This is part of my month-long Road Trip! HackerChick style…
One of the things we’re excited about on our trip is getting to meet people from different places who view the world in a totally different way.
Of course, we’ve been thinking Southerners (confederate flags, rodeos, great big southern baptist churches, you get the idea)…
So… we’re at a pedestrian unfriendly crosswalk in Atlanta where we’ve just watched the street light cycle twice with no walk signal to be seen. We start to cross when a guy behind us kindly calls out “no wait, I just pressed the walk button.” I immediately go into auto-pilot, “that’s a weird thing to say, what are you the crossing guard?” must-ignore-other-people–who-say-weird-things mode. But, he sounded so polite so I call out “tried that, didn’t work” over my shoulder as we’re sprinting across the road.

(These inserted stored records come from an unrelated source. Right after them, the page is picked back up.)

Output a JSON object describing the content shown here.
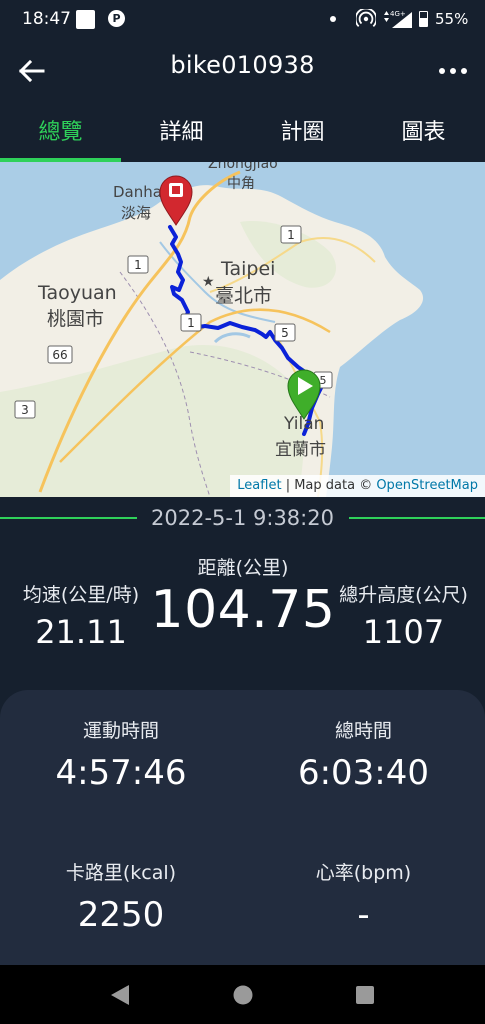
{
  "status_bar": {
    "time": "18:47",
    "network": "4G+",
    "battery": "55%"
  },
  "header": {
    "title": "bike010938",
    "back_icon": "arrow-left-icon",
    "more_icon": "more-horizontal-icon"
  },
  "tabs": [
    {
      "label": "總覽",
      "active": true
    },
    {
      "label": "詳細",
      "active": false
    },
    {
      "label": "計圈",
      "active": false
    },
    {
      "label": "圖表",
      "active": false
    }
  ],
  "map": {
    "labels": {
      "zhongjiao": "Zhongjiao",
      "zhongjiao_zh": "中角",
      "danhai": "Danhai",
      "danhai_zh": "淡海",
      "taipei": "Taipei",
      "taipei_zh": "臺北市",
      "taoyuan": "Taoyuan",
      "taoyuan_zh": "桃園市",
      "yilan": "Yilan",
      "yilan_zh": "宜蘭市"
    },
    "road_shields": [
      "1",
      "1",
      "66",
      "3",
      "5",
      "1",
      "5"
    ],
    "attribution": {
      "leaflet": "Leaflet",
      "separator": " | Map data © ",
      "osm": "OpenStreetMap"
    },
    "colors": {
      "route": "#0b22d8",
      "end_marker": "#d2282f",
      "start_marker": "#3fae2a",
      "sea": "#aacde6",
      "land": "#f2efe6"
    }
  },
  "session": {
    "datetime": "2022-5-1 9:38:20"
  },
  "stats": {
    "distance_label": "距離(公里)",
    "distance_value": "104.75",
    "avg_speed_label": "均速(公里/時)",
    "avg_speed_value": "21.11",
    "elevation_label": "總升高度(公尺)",
    "elevation_value": "1107"
  },
  "panel": {
    "moving_time_label": "運動時間",
    "moving_time_value": "4:57:46",
    "total_time_label": "總時間",
    "total_time_value": "6:03:40",
    "calories_label": "卡路里(kcal)",
    "calories_value": "2250",
    "heart_rate_label": "心率(bpm)",
    "heart_rate_value": "-"
  },
  "nav_bar": {
    "back_icon": "triangle-back-icon",
    "home_icon": "circle-home-icon",
    "recents_icon": "square-recents-icon"
  }
}
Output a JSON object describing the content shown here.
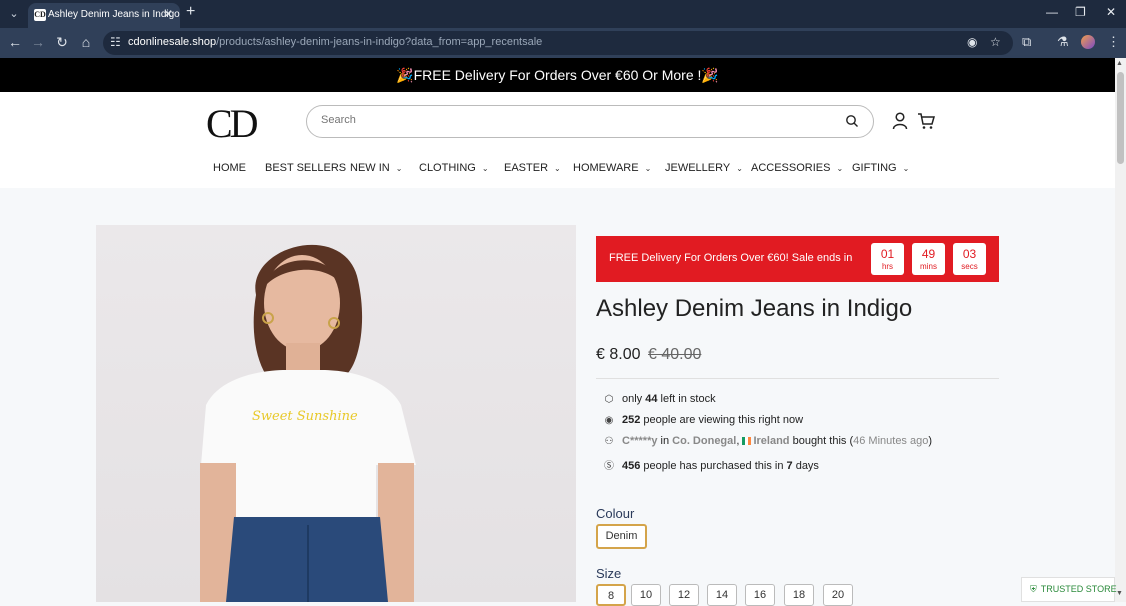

And that’s the end of that story. Right? But, there he is, joining us in our sprint across the road with this giddy excitement that makes us laugh. And, pretty much immediately, we find ourselves walking along with him and his friend, completely absorbed in conversation with, who we soon discovered, was a 26-year old kid from Saudi Arabia, spending his first day ever in the US.
Pure wide eyed innocence. As Brian put it…
He had this air of excitement that was noticeable right away in a very genuine, child-like innocent way. Nevermind our country’s complicated relations, if I was in another country for the first time, speaking a language that (as he later told us) I hadn’t had much practice speaking conversationally, I’d be apprehensive. I wouldn’t want to talk to anyone at all until I’d gotten a feel for the locals, much less strike up a full on conversation. I’d be self conscious of what they might think of me or how I’d be perceived. But you could tell that he wasn’t at all. It was his first day here (on a year long trip!) and he was getting out there and striking up a conversation with people he’d just met at a crosswalk as if it was the most natural thing in the world.
No apprehensions. No animosity towards the US. No expectation of any animosity towards him despite all that’s going on in the world. Just pure fascination and an open-minded excitement to take in everything our country has to offer.
He had us stop at a statue of some long lost mayor of Atlanta that none of us had ever heard of (Brian had to actually Google to figure out who he was) so that we could take pictures of him and his friend in front of it. And then he was off to the top of the Westin. He couldn’t wait to be a part of everything.
Brian explained…
We were equally fascinated with each other’s culture and I quickly realized that I have more bones to pick with my country than this 26 year old kid from the Middle East does.
America used to be considered a place of wonder. But that became lost in the US’s oil-hungry, quick-to-go-to-war culture. Our media tells us we’re bad. Their media tells them we’re bad. But the real story is in the streets. It was so surprising and inspiring to meet someone who was the complete opposite of what I’d expect. Someone from the land of oil who still believes in our wonder.